Despite her many demands, Seeberg spends her limited free time exploring the Cleveland food scene. Her favorite? The historic West Side Market in Ohio City. She credits this interest to her Floridian, foodie family where she also learned to compete with her three brothers. “We were always competing, even for food in the fridge. If you wanted something, you got it as soon as it came out of the grocery bag…And then if you wanted the same thing [as someone else] you had an hour-long discussion about it.” Seeberg’s brothers have played a significant role in her life. It was her older brother’s interest in fencing that drew her to the sport, and their sibling competitions that taught her the art of deliberation. Her time at Levin has also contributed to her personal development by encouraging her to have hard conversations where it is okay to disagree, and even to be wrong sometimes.

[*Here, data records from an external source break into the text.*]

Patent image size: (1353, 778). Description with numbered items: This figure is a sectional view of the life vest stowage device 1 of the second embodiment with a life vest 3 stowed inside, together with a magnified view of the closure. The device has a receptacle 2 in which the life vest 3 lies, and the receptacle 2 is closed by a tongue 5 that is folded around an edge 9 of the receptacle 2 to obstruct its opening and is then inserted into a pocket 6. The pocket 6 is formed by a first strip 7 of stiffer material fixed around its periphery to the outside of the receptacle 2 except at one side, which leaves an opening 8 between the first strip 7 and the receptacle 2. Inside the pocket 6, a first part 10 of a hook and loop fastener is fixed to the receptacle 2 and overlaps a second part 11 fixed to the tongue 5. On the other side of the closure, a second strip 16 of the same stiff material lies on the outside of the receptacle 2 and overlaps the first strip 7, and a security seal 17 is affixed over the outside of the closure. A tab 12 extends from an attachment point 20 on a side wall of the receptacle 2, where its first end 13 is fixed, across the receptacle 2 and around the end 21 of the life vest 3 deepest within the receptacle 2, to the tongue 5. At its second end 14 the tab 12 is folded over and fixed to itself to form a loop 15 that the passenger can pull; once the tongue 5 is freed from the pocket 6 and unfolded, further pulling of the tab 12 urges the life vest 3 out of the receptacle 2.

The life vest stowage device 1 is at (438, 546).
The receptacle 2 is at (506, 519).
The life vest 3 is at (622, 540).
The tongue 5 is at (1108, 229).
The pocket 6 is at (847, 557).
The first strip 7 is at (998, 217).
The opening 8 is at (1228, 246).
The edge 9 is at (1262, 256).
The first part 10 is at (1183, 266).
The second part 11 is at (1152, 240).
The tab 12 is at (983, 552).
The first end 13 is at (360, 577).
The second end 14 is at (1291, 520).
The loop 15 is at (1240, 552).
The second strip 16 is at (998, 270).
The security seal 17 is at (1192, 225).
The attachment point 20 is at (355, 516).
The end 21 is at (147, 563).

There is much to be said about Seeberg’s leadership, service, work ethic, and achievements. Even as a triple-major Valedictorian, Seeberg shies away from being boastful, choosing to be seen simply. “Looking at my resume,” she says, “I think a lot of people would probably think that I’m an overachiever. That I did too much; or, I’m a bit mad. Really, I’m just human and enjoy challenges.”
Seeberg would like to thank her family for always supporting her; Ron Kilby, her first fencing coach, for helping her fall in love with the sport; and her friends, mentors, and CSU athletics family who taught her what strength, determination, and confidence look like.
Post-graduation, Seeberg will be working with Levin’s Energy Policy Center as a GIS intern over the summer. Post-internship, she hopes to remain in Cleveland and secure a full-time job that blends her interests in public affairs, environmental science, and GIS.